CodeSOD: Two Conversions

The father of the "billion dollar mistake" left us last month. His pointer is finally null. Speaking of null handling, Randy says he was "spelunking" through his codebase and found this pair of functions, which handles null.

public String getDataString() {
    if (dataString == null) {
        return Constants.NOT_AVAILABLE;
    }
    return asUnicode(dataString);
}

I assume Constants.NOT_AVAILABLE is an empty string, or something similar. It's reasonable to convert a null into something like that. I don't know where this fits in the overall stack; I'm of the mind that you should retain the null until you absolutely can't anymore; like it or not, a null means something different than an empty string. Or, if we're going that far, we should be talking about using Optional or nullable types.

But that call to asUnicode seems curious. What's happening in there?

private String asUnicode(String rawValue) {
    if (rawValue != null) {
        return HtmlUtils.htmlUnescape(rawValue);
    }
    else {
        return rawValue;
    }
}

This function, which is only called from getDataString, checks for a null. Which we know it won't get, but it checks anyway. If it isn't null, we unescape it. If it is null, we return that null.

Well, I suppose that fits my rule of "retaining the null", but like, in the worst way you could do it.
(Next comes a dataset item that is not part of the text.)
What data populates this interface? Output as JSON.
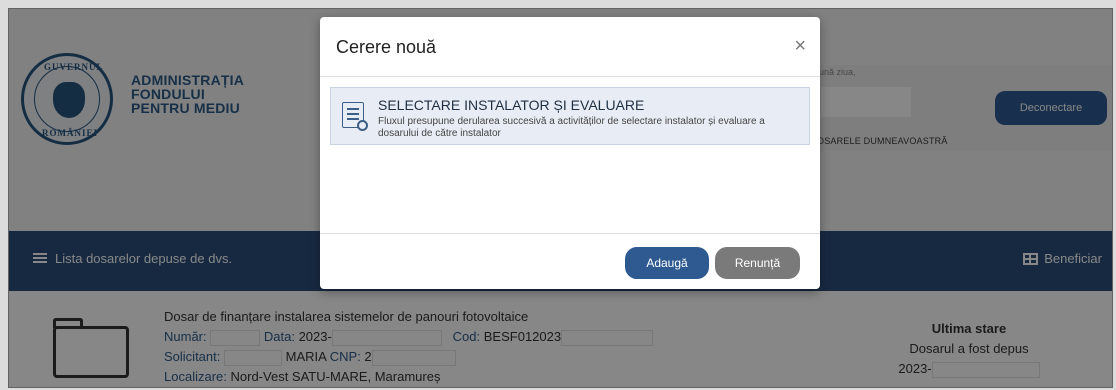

It honestly feels like, if the "swap the null for an empty string" happens anywhere, it should happen here. If I ask for the unescaped version of a null string, an empty string is a reasonable return. That makes more sense that doing it in a property getter.

This code isn't a trainwreck, but it makes things confusing. Maybe it's because I've been doing a lot of refactoring lately, but confusing code with unclear boundaries between functions is a raw nerve for me right now, and this particular example is stepping on that nerve.

While we're talking about unclear boundaries, I object to the idea that this class is storing dataString as an HTML escaped string that we unescape any time we want to look at it. It implies that there's some confusion about which representation is the canonical one: unescaped or escaped. We should store the canonical one, which I think is unescaped. We should only escape it at the point where we're sending it into an HTML document (or similar). Convert at the module boundary, not just any time you want to look at a string.